Dr. Meador's 2006 Lancet Neurology multicenter study developed and validated the Neurological Disorders Depression Inventory for Epilepsy (NDDI-E), a brief screening tool that detects major depression in epilepsy patients in about three minutes ⁸. Depression affects roughly a third of people with epilepsy and is frequently missed in busy neurology clinics; the NDDI-E was designed to close that gap. For women with epilepsy, his systematic review and meta-analysis of pregnancy outcomes across published registries remains a primary reference for counseling patients about medication risks during pregnancy, including which anti-seizure drugs carry the highest teratogenic risk ⁹. If you are a woman with epilepsy who is pregnant or planning to become pregnant, that body of work is part of why current guidance exists.

Bruce Cree, M.D., is Professor of Clinical Neurology and George A. Zimmermann Endowed Professor in Multiple Sclerosis at UCSF Medical Center, where he is also Clinical Research Director of the UCSF Multiple Sclerosis Center. His research spans MS immunology, microbiome connections to MS, and newer therapies for neuromyelitis optica spectrum disorder.

Before rituximab was widely used in MS-related conditions, Dr. Cree ran one of the earliest open-label trials in neuromyelitis optica (NMO), an autoimmune condition frequently misdiagnosed as MS. His 2005 paper in Neurology reported that six of eight NMO patients treated with rituximab were relapse-free at follow-up, with median attack rates dropping from 2.6 per year to zero. That result helped establish B-cell depletion as the standard approach for NMO ¹⁰. More recently he led the ReBUILD trial, published in The Lancet, which tested clemastine fumarate (an old antihistamine) as a remyelinating agent in MS patients with chronic optic nerve damage.
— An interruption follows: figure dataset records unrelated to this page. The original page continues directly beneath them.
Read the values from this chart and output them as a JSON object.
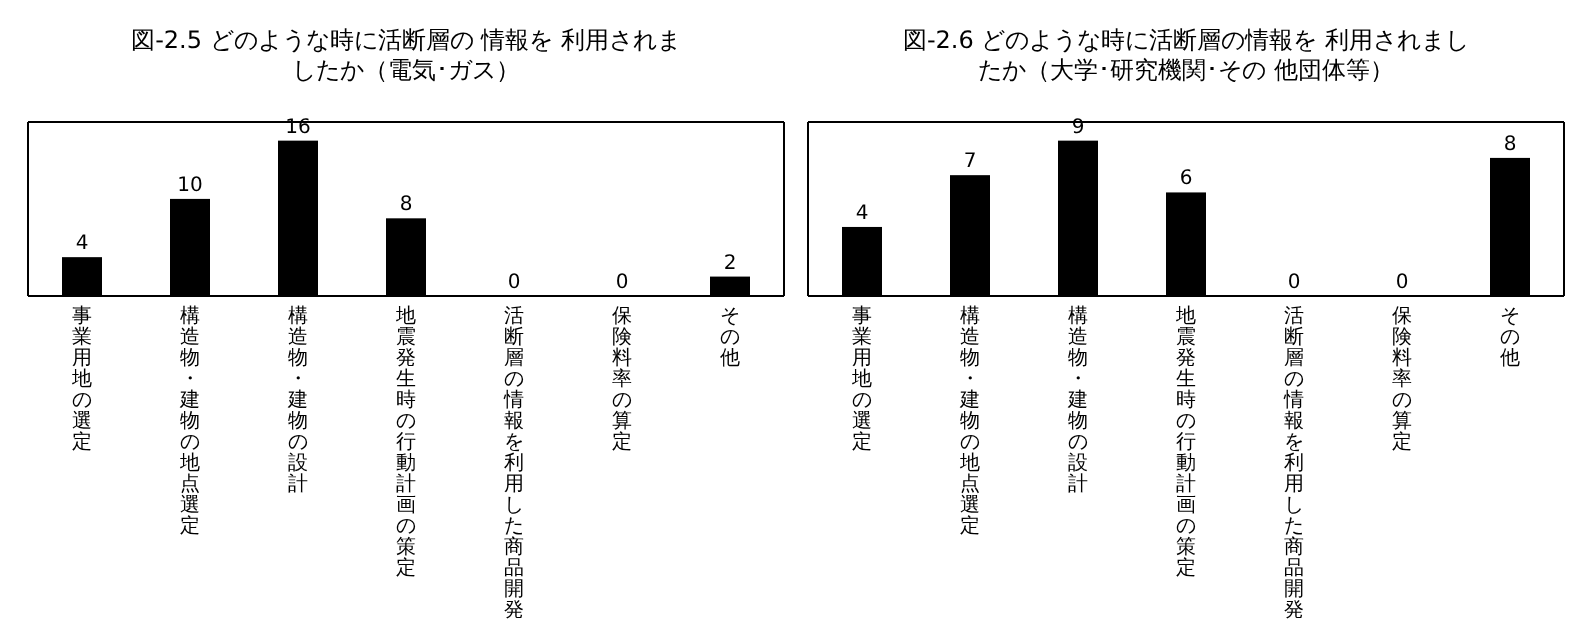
{
  "chart_data": [
    {
      "type": "bar",
      "title": "図-2.5  どのような時に活断層の 情報を 利用されましたか（電気･ガス）",
      "categories": [
        "事業用地の選定",
        "構造物・建物の地点選定",
        "構造物・建物の設計",
        "地震発生時の行動計画の策定",
        "活断層の情報を利用した商品開発",
        "保険料率の算定",
        "その他"
      ],
      "values": [
        4,
        10,
        16,
        8,
        0,
        0,
        2
      ],
      "color": "#000000",
      "data_labels": true
    },
    {
      "type": "bar",
      "title": "図-2.6  どのような時に活断層の情報を 利用されましたか（大学･研究機関･その 他団体等）",
      "categories": [
        "事業用地の選定",
        "構造物・建物の地点選定",
        "構造物・建物の設計",
        "地震発生時の行動計画の策定",
        "活断層の情報を利用した商品開発",
        "保険料率の算定",
        "その他"
      ],
      "values": [
        4,
        7,
        9,
        6,
        0,
        0,
        8
      ],
      "color": "#000000",
      "data_labels": true
    }
  ]
}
The trial found meaningful improvement in visual nerve conduction speed, making it the first positive remyelination trial ever completed in MS ¹¹. For patients who are already on immunosuppressive therapy but still losing neurological function, the goal of actual repair is what that research is working toward.

Gregory Albers, MD, is Coyote Foundation Professor and Director of the Stanford Stroke Center at Stanford Health Care, where he also holds a courtesy appointment in neurosurgery. His research has concentrated on a single question: how long after stroke onset can patients still benefit from treatment, and who can we prove it for?

Dr. Albers led the SWIFT PRIME trial, published in the New England Journal of Medicine in 2015, which showed that adding mechanical thrombectomy (physically removing a clot with a stent-retriever device) to standard tPA treatment dramatically improved functional outcomes at 90 days compared with tPA alone ¹³. That trial was one of five published within months of each other that rewrote the standard of care for large-vessel ischemic stroke. He then led the DEFUSE 3 trial, which extended thrombectomy eligibility out to 6 to 16 hours after a patient was last known to be well, using perfusion imaging to identify brain tissue that was ischemic but not yet dead ¹⁴. That matters because a significant number of stroke patients wake up having had the stroke overnight, or arrive at a hospital many hours after onset. DEFUSE 3 showed those patients could still benefit from clot removal. If you or someone in your family has had a large-vessel stroke, Dr. Albers' practice at the Stanford Stroke Center covers the acute decisions and the imaging-guided selection protocols that his trials helped put into practice.